Through multidimensional cross-validation, the authenticity of participation and anti-witch-hunt capability are significantly enhanced, providing users with a clear growth path: increase score → unlock more features/rewards.

4. Conclusion: Participation Behavior Itself is an Asset
Participatory financialization is not a minor narrative but a grand trend of Web3 moving from "short-term activities" to a "long-term value system."

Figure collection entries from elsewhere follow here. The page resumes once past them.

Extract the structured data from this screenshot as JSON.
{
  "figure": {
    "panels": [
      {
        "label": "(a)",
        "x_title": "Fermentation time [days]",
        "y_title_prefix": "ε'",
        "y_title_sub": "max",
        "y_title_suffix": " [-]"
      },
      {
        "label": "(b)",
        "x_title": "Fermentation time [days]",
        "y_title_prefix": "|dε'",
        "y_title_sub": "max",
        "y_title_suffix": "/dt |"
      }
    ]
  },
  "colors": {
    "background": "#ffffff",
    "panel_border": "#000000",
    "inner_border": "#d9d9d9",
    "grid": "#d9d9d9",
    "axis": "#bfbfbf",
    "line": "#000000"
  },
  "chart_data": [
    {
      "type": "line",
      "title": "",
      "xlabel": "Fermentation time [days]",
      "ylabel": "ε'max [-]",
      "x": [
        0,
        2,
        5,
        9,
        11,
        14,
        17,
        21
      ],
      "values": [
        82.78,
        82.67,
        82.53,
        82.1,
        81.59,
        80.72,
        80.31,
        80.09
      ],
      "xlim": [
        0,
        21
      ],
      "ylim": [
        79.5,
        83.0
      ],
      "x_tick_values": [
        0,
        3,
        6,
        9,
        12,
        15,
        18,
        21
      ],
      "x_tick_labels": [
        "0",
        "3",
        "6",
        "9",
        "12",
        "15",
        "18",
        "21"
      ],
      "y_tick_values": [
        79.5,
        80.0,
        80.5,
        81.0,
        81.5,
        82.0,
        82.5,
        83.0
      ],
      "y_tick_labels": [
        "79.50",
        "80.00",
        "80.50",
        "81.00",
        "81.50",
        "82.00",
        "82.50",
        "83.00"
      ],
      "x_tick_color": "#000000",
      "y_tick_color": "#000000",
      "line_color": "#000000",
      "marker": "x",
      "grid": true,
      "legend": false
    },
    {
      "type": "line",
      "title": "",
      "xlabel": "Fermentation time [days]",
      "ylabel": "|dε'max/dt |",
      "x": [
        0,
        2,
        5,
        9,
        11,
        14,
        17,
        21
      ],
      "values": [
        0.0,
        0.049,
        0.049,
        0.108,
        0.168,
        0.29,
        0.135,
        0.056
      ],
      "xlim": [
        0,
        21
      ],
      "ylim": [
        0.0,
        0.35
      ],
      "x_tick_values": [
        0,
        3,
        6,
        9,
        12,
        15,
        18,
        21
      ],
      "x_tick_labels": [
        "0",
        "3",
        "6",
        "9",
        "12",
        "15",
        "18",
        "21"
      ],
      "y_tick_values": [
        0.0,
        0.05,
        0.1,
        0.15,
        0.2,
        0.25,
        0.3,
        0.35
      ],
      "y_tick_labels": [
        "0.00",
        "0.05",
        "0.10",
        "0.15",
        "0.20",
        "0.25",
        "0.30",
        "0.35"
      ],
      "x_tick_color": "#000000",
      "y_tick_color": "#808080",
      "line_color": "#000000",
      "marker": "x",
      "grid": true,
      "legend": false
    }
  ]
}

Different tracks require different behaviors, but all tracks need a complete participation cycle of "trigger—verification—incentive." Web3 projects need to connect this cycle using tools that can verify, grow, and retain, based on their product characteristics, allowing behaviors to be executed, verified, and incentivized.
Participatory financialization is not a tool trend but a process of reconstructing the value system of Web3. It transforms participation into an asset, paths into value, and retention into the core driving force of growth. In the future, all Web3 products will require a complete participation cycle of "trigger—verification—incentive."
This will become the true growth paradigm for the future of Web3.